Executive-branch officials have thrown up a daunting array of obstacles for citizens and lawmakers: overclassification, misclassification, reclassification and pseudo-classification. Even congressional committees and independent commissions with a lot of clout find it difficult to get over the administration’s stone walls.
Meanwhile, alternative sources of information — whistleblowers and journalists — are hounded, harassed and threatened with jail.
Equally important, this law would chill the speech of a host of other important speakers in public discourse: elected and appointed officials at all levels of government, scholars, lobbyists and public-interest groups. Even former government officials, never sure what is classified or reclassified, would be vulnerable to prosecution for their writing, teaching or other public activities.
The impact of an official secrets act would be particularly acute for the press. Though the sponsors of the act insist that the press is not targeted, the potential harm is great. The law would authorize grand jury subpoenas for journalists and search warrants for their records and notes. It could make them witnesses to and possible co-conspirators in a criminal act.
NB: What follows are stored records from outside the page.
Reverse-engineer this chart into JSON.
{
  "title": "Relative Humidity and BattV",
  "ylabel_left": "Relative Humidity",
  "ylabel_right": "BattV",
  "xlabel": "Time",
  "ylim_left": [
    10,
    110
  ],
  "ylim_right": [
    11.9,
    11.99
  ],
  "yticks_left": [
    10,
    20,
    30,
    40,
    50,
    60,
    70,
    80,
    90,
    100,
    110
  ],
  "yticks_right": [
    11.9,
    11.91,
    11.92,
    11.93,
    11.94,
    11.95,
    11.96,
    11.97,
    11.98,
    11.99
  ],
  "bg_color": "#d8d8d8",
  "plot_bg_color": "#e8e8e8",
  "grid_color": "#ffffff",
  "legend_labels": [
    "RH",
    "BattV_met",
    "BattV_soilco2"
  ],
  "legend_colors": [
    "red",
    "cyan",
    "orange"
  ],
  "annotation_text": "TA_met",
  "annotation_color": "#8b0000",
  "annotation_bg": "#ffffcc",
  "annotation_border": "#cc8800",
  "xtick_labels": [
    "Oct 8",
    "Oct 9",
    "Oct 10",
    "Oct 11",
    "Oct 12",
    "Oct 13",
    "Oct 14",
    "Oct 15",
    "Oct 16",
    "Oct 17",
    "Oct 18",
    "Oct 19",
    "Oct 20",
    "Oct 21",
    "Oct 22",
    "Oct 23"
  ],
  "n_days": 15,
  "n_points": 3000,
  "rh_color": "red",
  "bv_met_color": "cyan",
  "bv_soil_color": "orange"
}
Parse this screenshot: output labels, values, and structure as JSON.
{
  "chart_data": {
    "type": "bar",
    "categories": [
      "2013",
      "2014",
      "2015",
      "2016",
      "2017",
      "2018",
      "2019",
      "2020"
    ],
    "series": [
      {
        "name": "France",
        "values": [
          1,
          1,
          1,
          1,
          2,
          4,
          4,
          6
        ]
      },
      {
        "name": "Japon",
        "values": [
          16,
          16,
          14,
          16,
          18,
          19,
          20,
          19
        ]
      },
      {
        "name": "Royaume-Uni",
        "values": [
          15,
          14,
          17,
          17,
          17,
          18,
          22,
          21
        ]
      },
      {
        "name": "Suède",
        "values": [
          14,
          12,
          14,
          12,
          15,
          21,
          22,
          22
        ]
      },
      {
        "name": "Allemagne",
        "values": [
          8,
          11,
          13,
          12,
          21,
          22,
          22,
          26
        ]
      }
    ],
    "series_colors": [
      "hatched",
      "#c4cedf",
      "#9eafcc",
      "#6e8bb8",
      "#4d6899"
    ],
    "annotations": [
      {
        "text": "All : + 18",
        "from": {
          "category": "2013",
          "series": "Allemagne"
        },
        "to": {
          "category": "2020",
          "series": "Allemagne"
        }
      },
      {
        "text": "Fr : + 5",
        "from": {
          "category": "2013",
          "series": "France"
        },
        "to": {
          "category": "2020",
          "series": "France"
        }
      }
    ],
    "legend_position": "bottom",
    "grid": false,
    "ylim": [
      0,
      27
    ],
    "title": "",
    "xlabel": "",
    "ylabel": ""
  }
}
They could be hauled before a grand jury and forced to reveal their sources — or go to jail.
Right on the heels of the official secrets act proposal, a federal judge on Aug. 9 issued another chilling threat to journalists’ ability to inform public debate. Judge T.S. Ellis III allowed the Justice Department to proceed with its prosecution of two AIPAC (American Israel Public Affairs Committee) lobbyists under an unprecedented interpretation of the 89-year-old Espionage Act. Judge Ellis ruled that national security trumped the First Amendment and that “the government can punish those outside of the government for the unauthorized receipt and deliberate retransmission of information relating to the national defense.”
The press receives and transmits such information all the time, of course. In addition to recent news accounts of NSA surveillance in the United States and secret CIA interrogation centers abroad, the press has relied on leaks of classified information to bring to public attention a long list of issues critical to political discourse, including the Pentagon Papers; espionage scandals and other weaknesses in our intelligence agencies; biological and radiation experiments on citizens; vulnerabilities in our nuclear plants, transportation system and weapons facilities; security lapses at our borders and ports, as well as numerous reports of government abuse, fraud, waste and missteps.
Rather than launching criminal prosecutions of journalists and their sources, the more effective — and democratic — approach to the problem of unauthorized disclosures of classified information is to reduce and better police our vast stores of secrets, expand and extend the dialogue between the press and intelligence community, and unclog and legitimize official channels for government employees to share concerns about government policy and action.
Criminalizing speech about government secrecy flouts the First Amendment and allows government officials to slip through the back door of the nation’s newsrooms to stifle legitimate inquiry and punish journalists and others who raise uncomfortable issues.